Madem kültür dedik, o zaman bakın
önümüzdeki süreçte ne gibi kültürel etkinlikler varmış:
“Fotoğrafın Düşünsel Pratikleri” Yani fotoğraf hakkında her şey. 10 hafta
sürecek. Bunun yanında bir de “belgesel fotoğraf atölyesi” var.
Bakın bunu önemsiyorum. “Sanat Eseri
Çözümlemeleri”
Program kapsamında sanat eserleri;
sosyolojik, felsefi, siyasi, psikolojik içerikleri ile incelenecektir. Bu
programın en önemli amacı; sanat eserlerinin ikonografik çözümlemelerinin
gerçekleştirilmesi ile yapıt içeriklerinin ve estetik niteliklerinin
tartışılmasını sağlamaktır.
“Varoluş Mektebi”
Bu bir felsefe buluşması. Çok isteyip bir
türlü dahil olamadığım etkinliklerden biri. Ne mi var? Şöyle özetlenmiş.
Tanışma Toplantısı: Kahve -taze çekilmiş,
iyi- eşliğinde, felsefe ve sanat üzerine geyik muhabbeti
3 başlık daha var. “Herkes için Çağdaş
sanat” ,“Herkes için Avrupa Sanatı” “Herkes için Türkiye’de modern sanat.”

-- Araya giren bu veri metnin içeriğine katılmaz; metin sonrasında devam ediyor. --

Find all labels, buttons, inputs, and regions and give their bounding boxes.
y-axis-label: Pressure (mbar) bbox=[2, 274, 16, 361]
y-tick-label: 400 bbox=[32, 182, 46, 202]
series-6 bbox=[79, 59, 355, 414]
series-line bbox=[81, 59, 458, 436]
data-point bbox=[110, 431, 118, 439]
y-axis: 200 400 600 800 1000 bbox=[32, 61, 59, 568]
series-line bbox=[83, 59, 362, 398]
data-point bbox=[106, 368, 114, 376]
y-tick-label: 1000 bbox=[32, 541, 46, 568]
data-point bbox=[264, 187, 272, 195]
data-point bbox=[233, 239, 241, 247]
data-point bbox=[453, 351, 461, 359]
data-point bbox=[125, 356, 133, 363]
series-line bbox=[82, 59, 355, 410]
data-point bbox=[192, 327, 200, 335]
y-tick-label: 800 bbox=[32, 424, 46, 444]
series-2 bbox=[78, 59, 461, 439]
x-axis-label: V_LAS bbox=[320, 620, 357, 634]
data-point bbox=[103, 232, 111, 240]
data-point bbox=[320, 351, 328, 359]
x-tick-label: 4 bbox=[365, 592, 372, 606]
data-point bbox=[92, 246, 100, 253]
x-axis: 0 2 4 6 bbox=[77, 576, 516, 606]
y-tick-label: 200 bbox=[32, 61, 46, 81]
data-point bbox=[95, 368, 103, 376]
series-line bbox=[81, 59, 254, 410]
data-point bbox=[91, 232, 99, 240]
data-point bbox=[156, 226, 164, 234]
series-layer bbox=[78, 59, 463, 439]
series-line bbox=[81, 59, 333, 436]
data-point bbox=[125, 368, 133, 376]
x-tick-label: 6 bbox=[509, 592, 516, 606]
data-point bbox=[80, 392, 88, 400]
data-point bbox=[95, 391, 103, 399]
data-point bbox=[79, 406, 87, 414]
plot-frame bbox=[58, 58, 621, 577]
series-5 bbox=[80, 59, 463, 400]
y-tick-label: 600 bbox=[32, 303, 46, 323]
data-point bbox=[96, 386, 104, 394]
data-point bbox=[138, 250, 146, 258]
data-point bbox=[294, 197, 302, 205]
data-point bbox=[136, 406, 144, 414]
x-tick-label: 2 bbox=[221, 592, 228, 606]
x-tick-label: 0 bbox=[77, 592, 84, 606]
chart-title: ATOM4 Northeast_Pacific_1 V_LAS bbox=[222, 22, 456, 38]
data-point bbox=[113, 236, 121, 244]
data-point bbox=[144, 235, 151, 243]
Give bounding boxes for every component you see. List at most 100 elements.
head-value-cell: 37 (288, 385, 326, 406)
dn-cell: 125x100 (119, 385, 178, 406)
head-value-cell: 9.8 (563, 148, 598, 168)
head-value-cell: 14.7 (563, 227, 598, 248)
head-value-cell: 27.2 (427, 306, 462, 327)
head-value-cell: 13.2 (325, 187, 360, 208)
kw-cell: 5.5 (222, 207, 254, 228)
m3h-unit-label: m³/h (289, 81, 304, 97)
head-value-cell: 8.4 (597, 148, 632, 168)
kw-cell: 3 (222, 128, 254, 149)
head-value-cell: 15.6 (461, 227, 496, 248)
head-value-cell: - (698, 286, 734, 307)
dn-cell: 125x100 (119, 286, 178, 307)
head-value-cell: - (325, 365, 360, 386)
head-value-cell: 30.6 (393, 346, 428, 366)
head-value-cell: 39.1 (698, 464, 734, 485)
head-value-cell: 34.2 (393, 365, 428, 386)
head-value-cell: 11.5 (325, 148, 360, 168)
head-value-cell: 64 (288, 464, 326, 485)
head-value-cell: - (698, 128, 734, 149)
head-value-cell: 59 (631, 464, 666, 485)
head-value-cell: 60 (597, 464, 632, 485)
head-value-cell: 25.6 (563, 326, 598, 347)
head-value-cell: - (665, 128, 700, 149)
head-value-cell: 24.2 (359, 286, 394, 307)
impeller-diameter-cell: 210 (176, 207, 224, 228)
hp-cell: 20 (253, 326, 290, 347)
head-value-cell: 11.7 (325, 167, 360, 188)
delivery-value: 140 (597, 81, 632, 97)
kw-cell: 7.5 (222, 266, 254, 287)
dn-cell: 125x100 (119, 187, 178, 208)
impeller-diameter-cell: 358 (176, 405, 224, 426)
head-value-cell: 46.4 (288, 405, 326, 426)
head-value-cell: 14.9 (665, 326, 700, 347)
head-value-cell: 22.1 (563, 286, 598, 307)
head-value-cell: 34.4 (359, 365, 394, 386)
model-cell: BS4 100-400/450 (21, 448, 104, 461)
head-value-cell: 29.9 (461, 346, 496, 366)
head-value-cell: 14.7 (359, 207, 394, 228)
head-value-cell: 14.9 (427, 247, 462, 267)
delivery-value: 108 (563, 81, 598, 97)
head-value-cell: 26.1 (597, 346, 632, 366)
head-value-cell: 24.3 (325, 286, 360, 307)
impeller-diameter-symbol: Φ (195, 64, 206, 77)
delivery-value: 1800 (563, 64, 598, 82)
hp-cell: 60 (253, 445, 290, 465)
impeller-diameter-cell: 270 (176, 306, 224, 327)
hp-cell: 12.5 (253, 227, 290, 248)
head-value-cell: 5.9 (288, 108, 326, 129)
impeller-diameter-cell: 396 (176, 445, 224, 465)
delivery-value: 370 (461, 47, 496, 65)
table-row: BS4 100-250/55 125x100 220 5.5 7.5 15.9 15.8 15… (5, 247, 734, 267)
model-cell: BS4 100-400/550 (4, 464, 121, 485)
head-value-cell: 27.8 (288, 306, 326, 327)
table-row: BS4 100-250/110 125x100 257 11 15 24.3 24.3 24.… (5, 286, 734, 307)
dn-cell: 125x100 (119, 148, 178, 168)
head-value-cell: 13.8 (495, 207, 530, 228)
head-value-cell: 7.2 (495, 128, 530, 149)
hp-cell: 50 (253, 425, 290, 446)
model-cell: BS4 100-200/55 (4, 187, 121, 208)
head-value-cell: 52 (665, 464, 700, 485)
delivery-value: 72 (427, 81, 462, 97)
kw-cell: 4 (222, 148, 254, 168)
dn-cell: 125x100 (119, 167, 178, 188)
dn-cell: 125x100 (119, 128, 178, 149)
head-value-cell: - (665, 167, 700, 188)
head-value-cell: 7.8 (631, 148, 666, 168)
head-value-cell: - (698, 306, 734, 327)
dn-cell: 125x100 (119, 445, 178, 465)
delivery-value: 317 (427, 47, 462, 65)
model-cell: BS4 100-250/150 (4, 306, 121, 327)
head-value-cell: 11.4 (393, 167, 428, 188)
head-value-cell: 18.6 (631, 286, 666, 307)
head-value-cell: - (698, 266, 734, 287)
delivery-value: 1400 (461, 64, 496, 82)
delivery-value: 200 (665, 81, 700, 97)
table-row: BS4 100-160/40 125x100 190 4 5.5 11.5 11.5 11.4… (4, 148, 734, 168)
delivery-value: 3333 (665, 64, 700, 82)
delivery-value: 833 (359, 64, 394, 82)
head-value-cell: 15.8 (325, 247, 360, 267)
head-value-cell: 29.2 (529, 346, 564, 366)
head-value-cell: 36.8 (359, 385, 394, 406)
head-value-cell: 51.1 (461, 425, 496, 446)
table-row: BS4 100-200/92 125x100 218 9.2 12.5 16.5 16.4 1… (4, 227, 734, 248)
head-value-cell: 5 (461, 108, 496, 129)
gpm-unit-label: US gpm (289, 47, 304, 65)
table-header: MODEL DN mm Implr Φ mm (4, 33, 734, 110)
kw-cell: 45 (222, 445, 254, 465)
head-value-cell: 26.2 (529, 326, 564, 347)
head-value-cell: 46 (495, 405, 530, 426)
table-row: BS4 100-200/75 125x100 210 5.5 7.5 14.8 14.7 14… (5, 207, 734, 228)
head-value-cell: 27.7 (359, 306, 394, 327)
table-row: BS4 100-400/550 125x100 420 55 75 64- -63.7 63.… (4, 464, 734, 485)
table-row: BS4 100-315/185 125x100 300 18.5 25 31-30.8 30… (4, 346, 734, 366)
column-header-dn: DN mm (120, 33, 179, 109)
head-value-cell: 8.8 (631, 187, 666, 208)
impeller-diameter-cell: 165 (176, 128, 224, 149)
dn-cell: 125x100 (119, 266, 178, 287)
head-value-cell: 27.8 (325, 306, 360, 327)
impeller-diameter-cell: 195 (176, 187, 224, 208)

“Zamanın sessiz tanıkları” Türk resminde
portre ve otoportre resim sergisi 6 Ekim’de açılıyor.(Demek ki 5 Ekim’de Davut
Çetin Başkanla kahve içebileceğiz.)
İnsan daha geniş yazmak istiyor. Ama
siyasilerin kahve içmeye zamanı, bizimse daha fazla yazmaya yerimiz yok.